Coal’s Resurgence Going Strong, Boosting Demand for Bulkers
According to Xclusiv’s report, “Indonesia accounted for more than 50% of global thermal coal exports for the first time ever, with second-largest coal exporter Australia far behind with a share of about 19.5% for the first 10 months of 2023 and Russia at the third place with a share of about 11.5%. Despite the western sanctions on Russian coal, Russia hasn’t lost significant share in the coal trade as Russia uses railway networks to send coal shipments directly to China or to ports in Turkey. Within the first ten months of 2023, China was proven the best customer of Indonesian coal, as about 44% of Indonesia’s total exports (about 183 million tons) had Chinese destinations. China and India have clearly declared their preference to Indonesian coal mainly because its relatively low price compared to the higher grades peddled by rivals such as Australia. The Panamax South China, Indonesia round voyage rates were increased about 51% from 5 September 2023 to 18 October 2023, when the BPI was increased only 9% at the same period.

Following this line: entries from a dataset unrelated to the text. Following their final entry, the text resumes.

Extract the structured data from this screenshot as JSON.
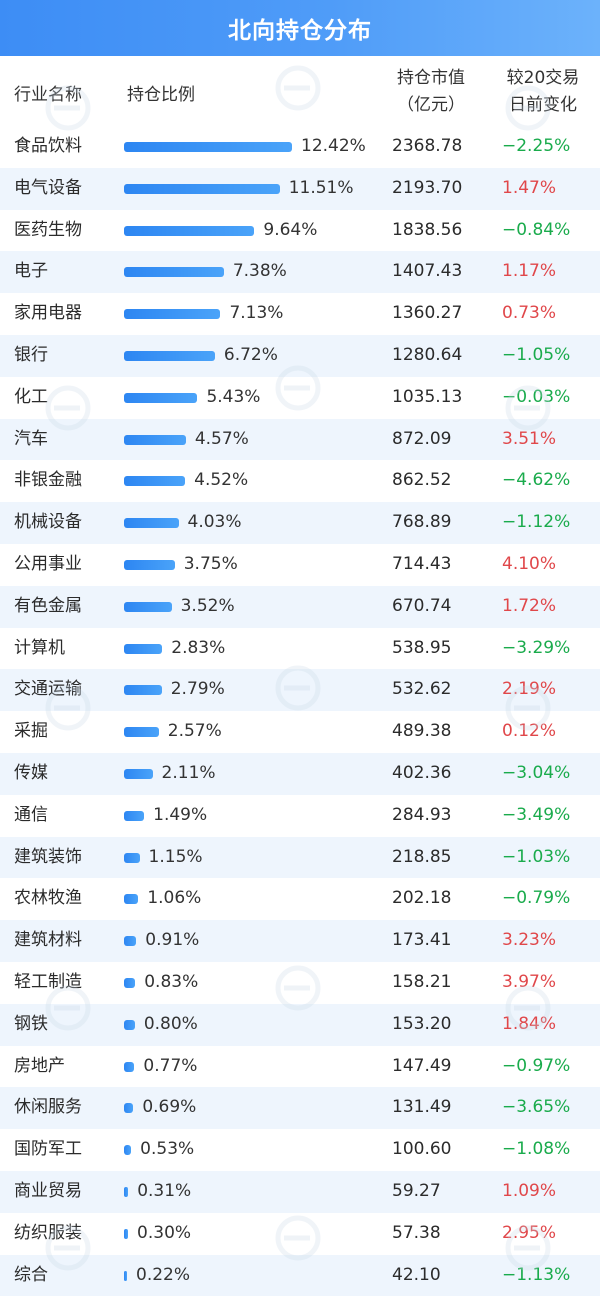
{
  "title": "北向持仓分布",
  "headers": {
    "industry": "行业名称",
    "ratio": "持仓比例",
    "value_line1": "持仓市值",
    "value_line2": "（亿元）",
    "change_line1": "较20交易",
    "change_line2": "日前变化"
  },
  "colors": {
    "accent": "#3d8df5",
    "bar": "#2d86f2",
    "positive": "#e0474a",
    "negative": "#1aab4c",
    "row_alt": "#eef5fd"
  },
  "chart_data": {
    "type": "table",
    "columns": [
      "行业名称",
      "持仓比例",
      "持仓市值（亿元）",
      "较20交易日前变化"
    ],
    "rows": [
      {
        "name": "食品饮料",
        "ratio": 12.42,
        "ratio_label": "12.42%",
        "value": "2368.78",
        "change": -2.25,
        "change_label": "−2.25%"
      },
      {
        "name": "电气设备",
        "ratio": 11.51,
        "ratio_label": "11.51%",
        "value": "2193.70",
        "change": 1.47,
        "change_label": "1.47%"
      },
      {
        "name": "医药生物",
        "ratio": 9.64,
        "ratio_label": "9.64%",
        "value": "1838.56",
        "change": -0.84,
        "change_label": "−0.84%"
      },
      {
        "name": "电子",
        "ratio": 7.38,
        "ratio_label": "7.38%",
        "value": "1407.43",
        "change": 1.17,
        "change_label": "1.17%"
      },
      {
        "name": "家用电器",
        "ratio": 7.13,
        "ratio_label": "7.13%",
        "value": "1360.27",
        "change": 0.73,
        "change_label": "0.73%"
      },
      {
        "name": "银行",
        "ratio": 6.72,
        "ratio_label": "6.72%",
        "value": "1280.64",
        "change": -1.05,
        "change_label": "−1.05%"
      },
      {
        "name": "化工",
        "ratio": 5.43,
        "ratio_label": "5.43%",
        "value": "1035.13",
        "change": -0.03,
        "change_label": "−0.03%"
      },
      {
        "name": "汽车",
        "ratio": 4.57,
        "ratio_label": "4.57%",
        "value": "872.09",
        "change": 3.51,
        "change_label": "3.51%"
      },
      {
        "name": "非银金融",
        "ratio": 4.52,
        "ratio_label": "4.52%",
        "value": "862.52",
        "change": -4.62,
        "change_label": "−4.62%"
      },
      {
        "name": "机械设备",
        "ratio": 4.03,
        "ratio_label": "4.03%",
        "value": "768.89",
        "change": -1.12,
        "change_label": "−1.12%"
      },
      {
        "name": "公用事业",
        "ratio": 3.75,
        "ratio_label": "3.75%",
        "value": "714.43",
        "change": 4.1,
        "change_label": "4.10%"
      },
      {
        "name": "有色金属",
        "ratio": 3.52,
        "ratio_label": "3.52%",
        "value": "670.74",
        "change": 1.72,
        "change_label": "1.72%"
      },
      {
        "name": "计算机",
        "ratio": 2.83,
        "ratio_label": "2.83%",
        "value": "538.95",
        "change": -3.29,
        "change_label": "−3.29%"
      },
      {
        "name": "交通运输",
        "ratio": 2.79,
        "ratio_label": "2.79%",
        "value": "532.62",
        "change": 2.19,
        "change_label": "2.19%"
      },
      {
        "name": "采掘",
        "ratio": 2.57,
        "ratio_label": "2.57%",
        "value": "489.38",
        "change": 0.12,
        "change_label": "0.12%"
      },
      {
        "name": "传媒",
        "ratio": 2.11,
        "ratio_label": "2.11%",
        "value": "402.36",
        "change": -3.04,
        "change_label": "−3.04%"
      },
      {
        "name": "通信",
        "ratio": 1.49,
        "ratio_label": "1.49%",
        "value": "284.93",
        "change": -3.49,
        "change_label": "−3.49%"
      },
      {
        "name": "建筑装饰",
        "ratio": 1.15,
        "ratio_label": "1.15%",
        "value": "218.85",
        "change": -1.03,
        "change_label": "−1.03%"
      },
      {
        "name": "农林牧渔",
        "ratio": 1.06,
        "ratio_label": "1.06%",
        "value": "202.18",
        "change": -0.79,
        "change_label": "−0.79%"
      },
      {
        "name": "建筑材料",
        "ratio": 0.91,
        "ratio_label": "0.91%",
        "value": "173.41",
        "change": 3.23,
        "change_label": "3.23%"
      },
      {
        "name": "轻工制造",
        "ratio": 0.83,
        "ratio_label": "0.83%",
        "value": "158.21",
        "change": 3.97,
        "change_label": "3.97%"
      },
      {
        "name": "钢铁",
        "ratio": 0.8,
        "ratio_label": "0.80%",
        "value": "153.20",
        "change": 1.84,
        "change_label": "1.84%"
      },
      {
        "name": "房地产",
        "ratio": 0.77,
        "ratio_label": "0.77%",
        "value": "147.49",
        "change": -0.97,
        "change_label": "−0.97%"
      },
      {
        "name": "休闲服务",
        "ratio": 0.69,
        "ratio_label": "0.69%",
        "value": "131.49",
        "change": -3.65,
        "change_label": "−3.65%"
      },
      {
        "name": "国防军工",
        "ratio": 0.53,
        "ratio_label": "0.53%",
        "value": "100.60",
        "change": -1.08,
        "change_label": "−1.08%"
      },
      {
        "name": "商业贸易",
        "ratio": 0.31,
        "ratio_label": "0.31%",
        "value": "59.27",
        "change": 1.09,
        "change_label": "1.09%"
      },
      {
        "name": "纺织服装",
        "ratio": 0.3,
        "ratio_label": "0.30%",
        "value": "57.38",
        "change": 2.95,
        "change_label": "2.95%"
      },
      {
        "name": "综合",
        "ratio": 0.22,
        "ratio_label": "0.22%",
        "value": "42.10",
        "change": -1.13,
        "change_label": "−1.13%"
      }
    ]
  }
}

Over the final months of the year, China, India and the other Asian countries usually crank up their coal imports as utilities stock up ahead of the seasonal climb in power demand for heating, creating market’s expectations for healthy and strong freight rates until the end of the year”.

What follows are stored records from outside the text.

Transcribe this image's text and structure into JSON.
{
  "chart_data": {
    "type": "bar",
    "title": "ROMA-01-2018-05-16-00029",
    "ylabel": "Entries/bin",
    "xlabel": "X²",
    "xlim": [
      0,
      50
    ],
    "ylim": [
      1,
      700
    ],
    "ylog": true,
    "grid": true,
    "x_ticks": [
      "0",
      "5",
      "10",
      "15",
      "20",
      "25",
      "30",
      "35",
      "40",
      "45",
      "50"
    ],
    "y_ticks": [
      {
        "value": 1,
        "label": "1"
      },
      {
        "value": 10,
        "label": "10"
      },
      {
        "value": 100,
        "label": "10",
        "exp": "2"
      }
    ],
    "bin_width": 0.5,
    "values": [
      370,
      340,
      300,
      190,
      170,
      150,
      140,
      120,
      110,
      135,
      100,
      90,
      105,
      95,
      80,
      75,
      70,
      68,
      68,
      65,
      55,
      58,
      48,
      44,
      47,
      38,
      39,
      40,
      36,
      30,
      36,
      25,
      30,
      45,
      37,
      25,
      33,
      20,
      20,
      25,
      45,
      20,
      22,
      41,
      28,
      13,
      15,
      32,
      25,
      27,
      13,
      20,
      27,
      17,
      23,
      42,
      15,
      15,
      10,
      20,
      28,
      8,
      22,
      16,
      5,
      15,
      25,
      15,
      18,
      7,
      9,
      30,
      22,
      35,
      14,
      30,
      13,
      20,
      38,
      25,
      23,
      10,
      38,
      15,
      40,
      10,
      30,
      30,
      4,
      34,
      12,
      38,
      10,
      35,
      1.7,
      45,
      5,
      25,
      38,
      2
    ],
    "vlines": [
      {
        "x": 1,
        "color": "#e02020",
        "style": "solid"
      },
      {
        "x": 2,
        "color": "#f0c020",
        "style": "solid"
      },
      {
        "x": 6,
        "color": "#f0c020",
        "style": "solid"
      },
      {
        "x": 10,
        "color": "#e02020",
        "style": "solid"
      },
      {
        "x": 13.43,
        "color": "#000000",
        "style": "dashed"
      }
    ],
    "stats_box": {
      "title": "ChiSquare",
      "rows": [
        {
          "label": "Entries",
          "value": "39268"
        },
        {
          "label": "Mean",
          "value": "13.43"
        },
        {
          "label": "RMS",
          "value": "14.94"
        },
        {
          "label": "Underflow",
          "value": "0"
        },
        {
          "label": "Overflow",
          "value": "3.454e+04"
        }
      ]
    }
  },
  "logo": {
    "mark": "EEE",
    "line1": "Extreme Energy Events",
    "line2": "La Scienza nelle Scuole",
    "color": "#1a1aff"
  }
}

“In China, October imports were limited compared to the previous month, although there is a significant increase in coal, iron ore, copper and grains (including soybeans) imports during the first ten months of 2023 compared to the similar period of 2022. Coal is the commodity which noted the sharpest increase during the first 10 months of 2023 compared to a year ago, with China increasing its coal imports by 68%. This is followed by grains (including soyabeans), iron ore, and copper which increased by 10%, 6% and 9% accordingly during the same period. China’s imports in October decreased though on a monthly basis, with copper being the only commodity which noted a slight increase (around 3% up). More specifically, within October China’s coal and grain imports declined by 15% each compared to September’s levels, while iron ore imports reduced by around 2%. But how those percentage differences have reflected on Baltic dry indices? On 30th October 2023, BDI closed at 1,502 points, very close to one year’s ago level of 1,463 points, which was driven by a 34% increase in BCI (justified by the 68% increase in coal imports), while BPI, BSI and BHSI were down by around 10%, 19% and 24% respectively. Furthermore, on 30th October 2023 BDI, BCI, BPI BSI and BHSI were 12%, 15%, 7%, 9% and 1% lower compared to late September 2023 levels”, the shipbroker said.
Xclsuv added that “China has reduced significantly its soybean imports from longer distances, with U.S soybeans exports to China as of late October being down 35% compared to a year ago. China’s subdued demand for US soyabeans may be one of the reasons why small/ medium-sized vessels’ freight rates were about 19% and 24% lower on late October 2023 compared to the same period of 2022. However, during past week, China booked the most U.S soyabeans in a single day for the first time in at least three months, which may be a positive sign for the dry market. More specifically, China imported around 669,000 metric tons of soyabeans, for shipment from Gulf Coast and Pacific Northwest, constituting around 58% out of total US soybeans export sales”, the shipbroker concluded.